Youtube sued over animal abuse

New York Times | China's economy | Animal rights | environmental

Animal Vid

An animal rights group said the site had ignored efforts to get clear violations taken down. YouTube said it had removed hundreds of thousands.

The videos are disturbing. A giant python wraps its thick body around the neck of a puppy, which thrashes and squeals in panic. A baby monkey, trembling and screeching in horror, is poked, prodded and pinched inside a basket. Another monkey is forced to fend off a giant snake slithering toward it while tied to the ground.

As of Monday, all of those videos of animal abuse — and dozens more — were available on YouTube. Some of the videos have been on the site for years, viewed hundreds of thousands of times. Some also carried advertisements for pet food or vacation rental homes. That meant YouTube’s parent company, Google, was sharing advertising revenue with the people who posted the videos.

The videos are now the subject of a lawsuit filed on Monday in California Superior Court in Santa Clara. Lady Freethinker, an animal rights nonprofit, sued YouTube, accusing it of breach of contract. The suit claims that the platform failed to live up to its agreement with users by allowing animal abuse videos to be uploaded and failing to take action when alerted about the content.

Lady Freethinker, which has exposed dogfighting rings in Chile and dog meat auctions in South Korea, said YouTube had ignored the group’s repeated flagging of animal abuse videos. YouTube’s community guidelines, the rules for what is allowed on the site, say animal abuse content is not permitted.

The ban includes videos in which humans inflict physical harm to an animal to cause suffering. The guidelines say YouTube also does not allow videos in which humans prompt animals to fight or stage a rescue that places the animal in a dangerous situation.

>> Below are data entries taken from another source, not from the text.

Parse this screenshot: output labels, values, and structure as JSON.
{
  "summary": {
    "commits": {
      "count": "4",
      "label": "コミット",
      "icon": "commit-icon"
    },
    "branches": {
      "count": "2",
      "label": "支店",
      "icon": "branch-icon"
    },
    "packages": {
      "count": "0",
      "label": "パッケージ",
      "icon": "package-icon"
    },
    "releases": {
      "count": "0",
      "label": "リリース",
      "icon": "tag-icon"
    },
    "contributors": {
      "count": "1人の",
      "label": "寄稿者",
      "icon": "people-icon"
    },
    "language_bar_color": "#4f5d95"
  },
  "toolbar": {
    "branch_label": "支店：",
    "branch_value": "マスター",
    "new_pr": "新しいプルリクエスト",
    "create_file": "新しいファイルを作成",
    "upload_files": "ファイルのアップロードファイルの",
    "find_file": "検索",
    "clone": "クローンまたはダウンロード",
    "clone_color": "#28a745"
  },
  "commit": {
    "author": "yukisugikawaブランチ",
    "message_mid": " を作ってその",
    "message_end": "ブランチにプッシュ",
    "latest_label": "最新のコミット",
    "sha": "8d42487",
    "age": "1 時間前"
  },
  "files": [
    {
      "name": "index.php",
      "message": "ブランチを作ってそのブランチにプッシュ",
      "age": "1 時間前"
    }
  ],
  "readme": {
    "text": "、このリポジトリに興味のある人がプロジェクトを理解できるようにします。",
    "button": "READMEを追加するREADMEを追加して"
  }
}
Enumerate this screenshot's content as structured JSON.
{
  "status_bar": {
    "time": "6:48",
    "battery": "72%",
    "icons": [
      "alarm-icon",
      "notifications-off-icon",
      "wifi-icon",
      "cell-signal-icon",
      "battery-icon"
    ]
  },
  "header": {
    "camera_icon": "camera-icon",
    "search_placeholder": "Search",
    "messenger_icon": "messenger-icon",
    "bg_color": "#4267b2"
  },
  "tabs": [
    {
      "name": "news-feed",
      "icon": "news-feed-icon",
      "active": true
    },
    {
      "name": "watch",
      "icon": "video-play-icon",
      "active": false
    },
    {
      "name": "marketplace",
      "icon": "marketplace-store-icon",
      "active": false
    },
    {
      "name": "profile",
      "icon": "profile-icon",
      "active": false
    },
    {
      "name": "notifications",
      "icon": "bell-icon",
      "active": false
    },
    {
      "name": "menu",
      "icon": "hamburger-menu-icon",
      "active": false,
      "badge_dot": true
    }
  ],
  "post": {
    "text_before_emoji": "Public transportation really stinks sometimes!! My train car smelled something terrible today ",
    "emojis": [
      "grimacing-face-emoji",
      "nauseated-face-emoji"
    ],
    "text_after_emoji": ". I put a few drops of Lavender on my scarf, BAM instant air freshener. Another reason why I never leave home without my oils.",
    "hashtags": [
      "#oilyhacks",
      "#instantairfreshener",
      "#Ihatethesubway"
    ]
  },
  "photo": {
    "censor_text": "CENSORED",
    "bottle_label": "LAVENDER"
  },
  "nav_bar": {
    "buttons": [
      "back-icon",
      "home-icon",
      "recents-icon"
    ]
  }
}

“YouTube is aware of these videos and its role in distributing them, as well as its continuing support of their creation, production and circulation,” the animal rights group’s complaint said. “It is unfortunate that YouTube has chosen to put profits over principles of ethical and humane treatment of innocent animals.”

The lawsuit reflects a repeated criticism of YouTube: Despite detailed and extensive policies for what is permissible, it has struggled to enforce them and prevent dangerous and disturbing videos from reaching its audience of more than one billion users. Enforcement remains a challenge even after YouTube has added thousands of human reviewers and made major investments in artificial intelligence to identify problematic videos before they are uploaded.